🤖 AI Summary
Tactical augmented reality (AR) systems are vulnerable to cognitive attacks that induce perceptual distortions, leading to erroneous situational awareness and decision-making failures.
Method: This paper proposes a perception-graph-based computational reasoning model that formalizes human semantic parsing and perceptual behavior in mixed-reality environments as a structured graph—where nodes represent semantic entities and weighted edges quantify the degree of perceptual distortion induced by cognitive attacks. The model integrates cognitive modeling with graph neural reasoning to enable attack detection, impact scoring, and attribution analysis.

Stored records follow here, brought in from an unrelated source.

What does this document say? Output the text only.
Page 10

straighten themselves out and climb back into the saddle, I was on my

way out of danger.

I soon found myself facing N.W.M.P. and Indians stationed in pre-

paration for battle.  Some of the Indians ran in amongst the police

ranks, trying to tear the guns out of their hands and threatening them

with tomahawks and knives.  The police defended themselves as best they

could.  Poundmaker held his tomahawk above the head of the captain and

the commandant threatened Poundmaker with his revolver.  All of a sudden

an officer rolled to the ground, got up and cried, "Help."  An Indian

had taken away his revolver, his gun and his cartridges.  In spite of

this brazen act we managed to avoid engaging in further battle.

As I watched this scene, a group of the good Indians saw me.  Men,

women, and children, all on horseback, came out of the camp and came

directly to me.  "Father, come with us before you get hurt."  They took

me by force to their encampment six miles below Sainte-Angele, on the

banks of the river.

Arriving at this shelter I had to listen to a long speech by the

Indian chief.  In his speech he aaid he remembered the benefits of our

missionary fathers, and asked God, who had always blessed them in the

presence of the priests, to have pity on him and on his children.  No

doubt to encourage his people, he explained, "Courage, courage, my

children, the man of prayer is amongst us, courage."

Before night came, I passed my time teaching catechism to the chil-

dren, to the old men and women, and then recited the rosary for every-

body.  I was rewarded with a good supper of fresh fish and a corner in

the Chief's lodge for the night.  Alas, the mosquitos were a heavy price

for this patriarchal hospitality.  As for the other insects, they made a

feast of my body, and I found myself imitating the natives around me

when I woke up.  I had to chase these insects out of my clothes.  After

Contribution/Results: Experimental evaluation demonstrates high detection accuracy and strong interpretability across complex AR interaction scenarios. The model significantly enhances the measurability and defensibility of human–machine interaction security by enabling quantitative assessment of cognition-driven perceptual anomalies.
📝 Abstract
Augmented reality (AR) systems are increasingly deployed in tactical environments, but their reliance on seamless human-computer interaction makes them vulnerable to cognitive attacks that manipulate a user's perception and severely compromise user decision-making. To address this challenge, we introduce the Perception Graph, a novel model designed to reason about human perception within these systems. Our model operates by first mimicking the human process of interpreting key information from an MR environment and then representing the outcomes using a semantically meaningful structure. We demonstrate how the model can compute a quantitative score that reflects the level of perception distortion, providing a robust and measurable method for detecting and analyzing the effects of such cognitive attacks.